FAA: Terrorists Could Hack New Boeing Jetliner
Aviation regulators have refused to certify Boeing’s new 787 Dreamliner passenger jet until it redesigns its computer system to protect against … terrorists [using] the Dreamliner’s in-flight Internet system to connect to “systems critical to the safety and maintenance of the aircraft
I cannot even BEGIN to believe that anyone engineering an aircraft would have the entertainment network that delivers Video on Demand, Games, Information and general Data Services to each seat, and not have a COMPLETELY SEPERATE and AIR-GAPPED flight network which, you know, controls the fucking aircraft.
There’s just NO WAY that someone said “You know what’d save resources? We should totally integrate these things.”
Not a chance.
January 11, 2008 at 1:17 am
http://www.schneier.com/blog/archives/2008/01/hacking_the_boe.html
January 11, 2008 at 2:06 am
Ha, that’s a whole new dimension to ‘in-flight entertainment’.
It wouldn’t be terrorists, though, it’d be people just trying to see if they could.
January 11, 2008 at 2:30 am
“Hmm, lets see, can we make this thing do a loop-de-loop and then divert to Rio?”
January 11, 2008 at 2:48 am
“When I clear the level, all the seat-backs in First Class drop.”
“My Halo 3 experience will be way more authentic if we turn out all the interior lighting and drop the oxygen masks.”

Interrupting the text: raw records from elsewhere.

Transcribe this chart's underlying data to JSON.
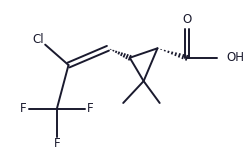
{
  "background_color": "#ffffff",
  "line_color": "#1a1a2e",
  "text_color": "#1a1a2e",
  "bond_width": 1.4,
  "figsize": [
    2.44,
    1.56
  ],
  "dpi": 100,
  "xlim": [
    -0.55,
    2.55
  ],
  "ylim": [
    -0.85,
    1.15
  ],
  "hatch_n": 8,
  "hatch_max_half": 0.04
}
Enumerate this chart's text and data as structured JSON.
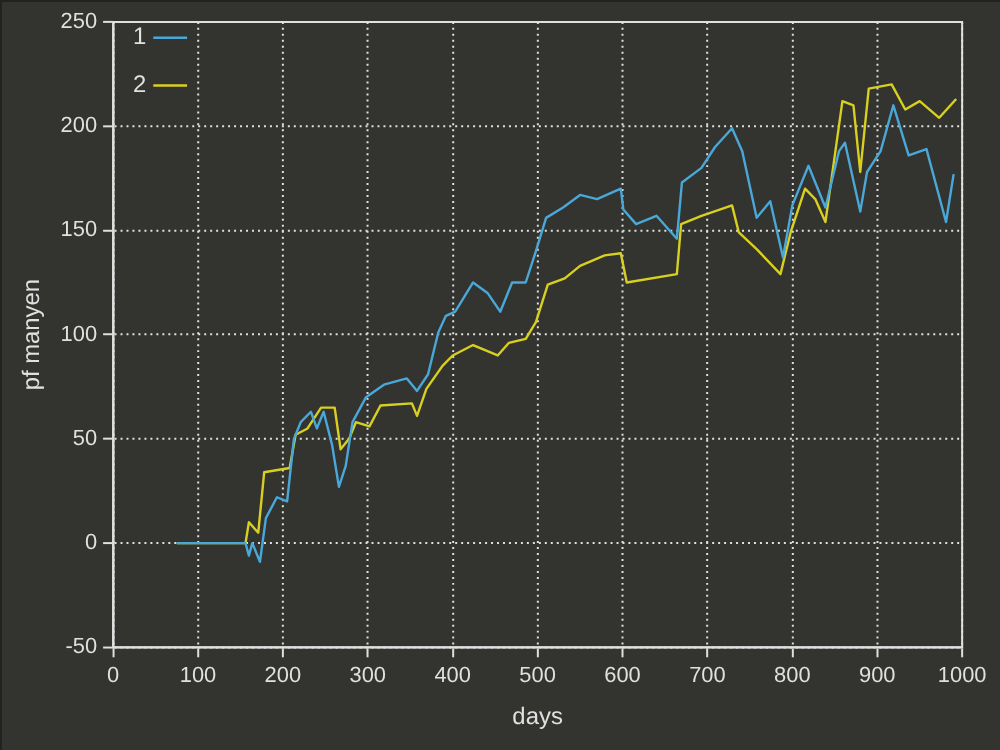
{
  "chart_data": {
    "type": "line",
    "xlabel": "days",
    "ylabel": "pf manyen",
    "xlim": [
      0,
      1000
    ],
    "ylim": [
      -50,
      250
    ],
    "xticks": [
      0,
      100,
      200,
      300,
      400,
      500,
      600,
      700,
      800,
      900,
      1000
    ],
    "yticks": [
      -50,
      0,
      50,
      100,
      150,
      200,
      250
    ],
    "grid": true,
    "legend": "top left",
    "marker": "none",
    "line_style": "solid",
    "series": [
      {
        "name": "1",
        "color": "#4aa8d8",
        "x": [
          75,
          156,
          160,
          164,
          173,
          180,
          193,
          205,
          213,
          221,
          233,
          240,
          248,
          258,
          266,
          274,
          282,
          298,
          319,
          346,
          358,
          371,
          383,
          392,
          403,
          424,
          441,
          456,
          470,
          486,
          498,
          510,
          530,
          550,
          570,
          598,
          601,
          616,
          640,
          664,
          670,
          693,
          709,
          729,
          741,
          758,
          774,
          789,
          800,
          819,
          839,
          855,
          862,
          880,
          888,
          904,
          919,
          937,
          958,
          981,
          990
        ],
        "values": [
          0,
          0,
          -6,
          0,
          -9,
          12,
          22,
          20,
          50,
          58,
          63,
          55,
          63,
          47,
          27,
          37,
          58,
          70,
          76,
          79,
          73,
          81,
          101,
          109,
          111,
          125,
          120,
          111,
          125,
          125,
          140,
          156,
          161,
          167,
          165,
          170,
          160,
          153,
          157,
          146,
          173,
          180,
          190,
          199,
          188,
          156,
          164,
          137,
          162,
          181,
          161,
          188,
          192,
          159,
          178,
          188,
          210,
          186,
          189,
          154,
          177
        ]
      },
      {
        "name": "2",
        "color": "#d8d020",
        "x": [
          75,
          156,
          160,
          171,
          178,
          208,
          215,
          229,
          245,
          261,
          268,
          278,
          286,
          302,
          315,
          352,
          358,
          369,
          388,
          400,
          424,
          453,
          466,
          486,
          498,
          512,
          532,
          550,
          579,
          598,
          605,
          664,
          669,
          693,
          729,
          737,
          758,
          786,
          798,
          815,
          827,
          839,
          849,
          859,
          872,
          880,
          890,
          917,
          933,
          950,
          973,
          993
        ],
        "values": [
          0,
          0,
          10,
          5,
          34,
          36,
          52,
          55,
          65,
          65,
          45,
          50,
          58,
          56,
          66,
          67,
          61,
          74,
          85,
          90,
          95,
          90,
          96,
          98,
          106,
          124,
          127,
          133,
          138,
          139,
          125,
          129,
          153,
          157,
          162,
          149,
          141,
          129,
          149,
          170,
          165,
          154,
          183,
          212,
          210,
          178,
          218,
          220,
          208,
          212,
          204,
          213
        ]
      }
    ]
  }
}
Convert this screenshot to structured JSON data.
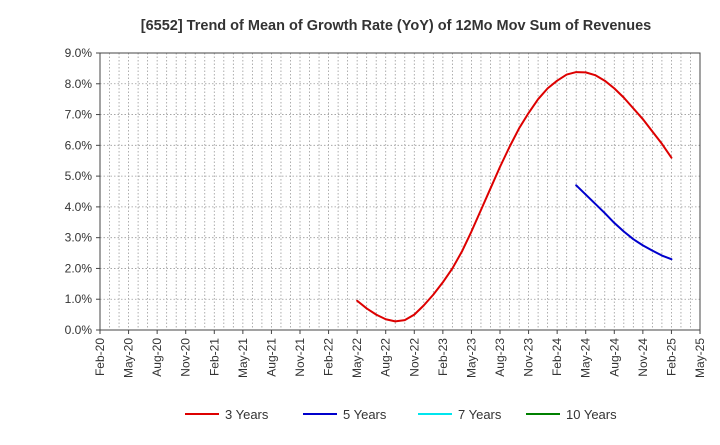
{
  "chart_data": {
    "type": "line",
    "title": "[6552]  Trend of Mean of Growth Rate (YoY) of 12Mo Mov Sum of Revenues",
    "xlabel": "",
    "ylabel": "",
    "x_ticks": [
      "Feb-20",
      "May-20",
      "Aug-20",
      "Nov-20",
      "Feb-21",
      "May-21",
      "Aug-21",
      "Nov-21",
      "Feb-22",
      "May-22",
      "Aug-22",
      "Nov-22",
      "Feb-23",
      "May-23",
      "Aug-23",
      "Nov-23",
      "Feb-24",
      "May-24",
      "Aug-24",
      "Nov-24",
      "Feb-25",
      "May-25"
    ],
    "y_ticks": [
      "0.0%",
      "1.0%",
      "2.0%",
      "3.0%",
      "4.0%",
      "5.0%",
      "6.0%",
      "7.0%",
      "8.0%",
      "9.0%"
    ],
    "ylim": [
      0,
      9
    ],
    "grid": true,
    "legend_position": "bottom",
    "series": [
      {
        "name": "3 Years",
        "color": "#dd0000",
        "points": [
          [
            "May-22",
            0.95
          ],
          [
            "Jun-22",
            0.7
          ],
          [
            "Jul-22",
            0.5
          ],
          [
            "Aug-22",
            0.35
          ],
          [
            "Sep-22",
            0.28
          ],
          [
            "Oct-22",
            0.32
          ],
          [
            "Nov-22",
            0.5
          ],
          [
            "Dec-22",
            0.8
          ],
          [
            "Jan-23",
            1.15
          ],
          [
            "Feb-23",
            1.55
          ],
          [
            "Mar-23",
            2.0
          ],
          [
            "Apr-23",
            2.55
          ],
          [
            "May-23",
            3.2
          ],
          [
            "Jun-23",
            3.9
          ],
          [
            "Jul-23",
            4.6
          ],
          [
            "Aug-23",
            5.3
          ],
          [
            "Sep-23",
            5.95
          ],
          [
            "Oct-23",
            6.55
          ],
          [
            "Nov-23",
            7.05
          ],
          [
            "Dec-23",
            7.5
          ],
          [
            "Jan-24",
            7.85
          ],
          [
            "Feb-24",
            8.1
          ],
          [
            "Mar-24",
            8.3
          ],
          [
            "Apr-24",
            8.38
          ],
          [
            "May-24",
            8.37
          ],
          [
            "Jun-24",
            8.28
          ],
          [
            "Jul-24",
            8.1
          ],
          [
            "Aug-24",
            7.85
          ],
          [
            "Sep-24",
            7.55
          ],
          [
            "Oct-24",
            7.2
          ],
          [
            "Nov-24",
            6.85
          ],
          [
            "Dec-24",
            6.45
          ],
          [
            "Jan-25",
            6.05
          ],
          [
            "Feb-25",
            5.6
          ]
        ]
      },
      {
        "name": "5 Years",
        "color": "#0000cc",
        "points": [
          [
            "Apr-24",
            4.7
          ],
          [
            "May-24",
            4.4
          ],
          [
            "Jun-24",
            4.1
          ],
          [
            "Jul-24",
            3.8
          ],
          [
            "Aug-24",
            3.48
          ],
          [
            "Sep-24",
            3.2
          ],
          [
            "Oct-24",
            2.95
          ],
          [
            "Nov-24",
            2.75
          ],
          [
            "Dec-24",
            2.58
          ],
          [
            "Jan-25",
            2.42
          ],
          [
            "Feb-25",
            2.3
          ]
        ]
      },
      {
        "name": "7 Years",
        "color": "#00e5ee",
        "points": []
      },
      {
        "name": "10 Years",
        "color": "#008000",
        "points": []
      }
    ]
  }
}
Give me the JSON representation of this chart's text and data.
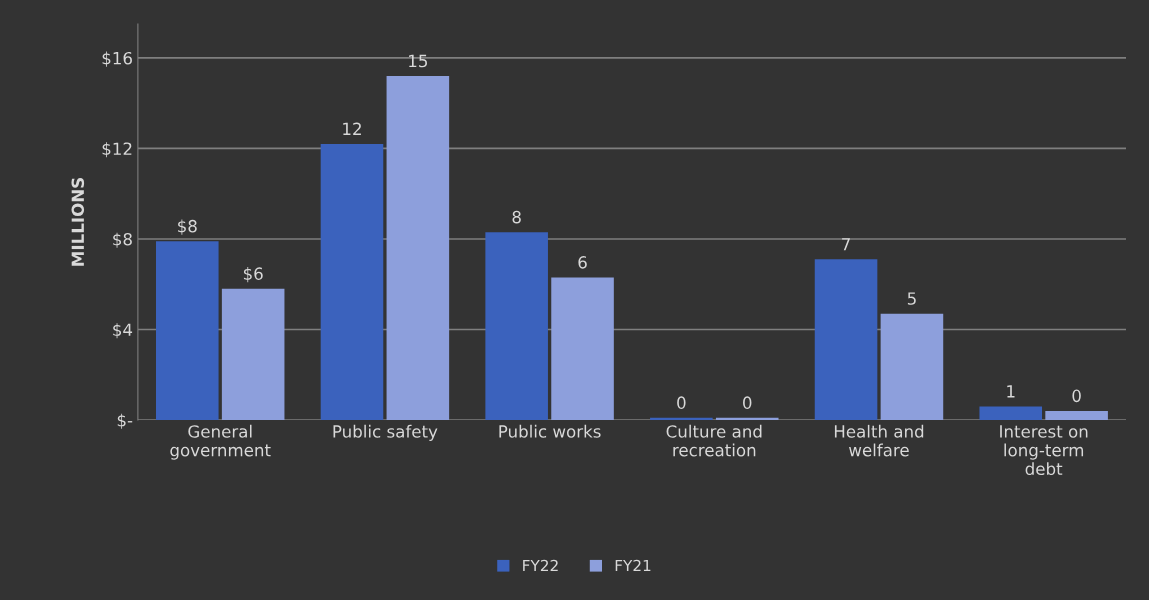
{
  "chart_data": {
    "type": "bar",
    "ylabel": "MILLIONS",
    "categories": [
      "General\ngovernment",
      "Public safety",
      "Public works",
      "Culture and\nrecreation",
      "Health and\nwelfare",
      "Interest on\nlong-term\ndebt"
    ],
    "series": [
      {
        "name": "FY22",
        "color": "#3b62bd",
        "values": [
          7.9,
          12.2,
          8.3,
          0.1,
          7.1,
          0.6
        ],
        "value_labels": [
          "$8",
          "12",
          "8",
          "0",
          "7",
          "1"
        ]
      },
      {
        "name": "FY21",
        "color": "#8d9fdc",
        "values": [
          5.8,
          15.2,
          6.3,
          0.1,
          4.7,
          0.4
        ],
        "value_labels": [
          "$6",
          "15",
          "6",
          "0",
          "5",
          "0"
        ]
      }
    ],
    "ylim": [
      0,
      17.5
    ],
    "yticks": [
      {
        "value": 0,
        "label": "$-"
      },
      {
        "value": 4,
        "label": "$4"
      },
      {
        "value": 8,
        "label": "$8"
      },
      {
        "value": 12,
        "label": "$12"
      },
      {
        "value": 16,
        "label": "$16"
      }
    ],
    "grid": "y",
    "legend": "bottom"
  }
}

January 11, 2008 at 2:10 am
I can see it more along the line of “Wouldn’t it be cool if we had, like, an on-board website, with pages that showed the location of the plane, and its altitude, and the temperature outside, and all that cool stuff. And maybe even something for the wanna-be pilots in the audience where they could see technical stuff, like the planes attitude, and whether the gear was up or down, or how the flaps are. It’d be really easy – we just tie into the flight control systems _here_….”
And then some kiddie in coach owns the webserver, and wonders what happen if you send a ‘set’ rather than a ‘get’ to engines.leftwing.thrustreverser.0
January 11, 2008 at 2:34 am
engines.leftwing.thrustreverser.0
SNMP much? 8P
January 11, 2008 at 6:41 am
Opto-isolation should suffice.
Just make sure that the sensor data is transmitted in a one-way fashion through a specially designed isolation module and that the network connectors are utterly incompatible between the instruments-and-control network (class 1, I believe such things are called) and whatever network is used for the unimportant network (class 2).
Actually, I’m not too keen on any kind of network being used for flight controls. Just one faulty transceiver can really screw things up.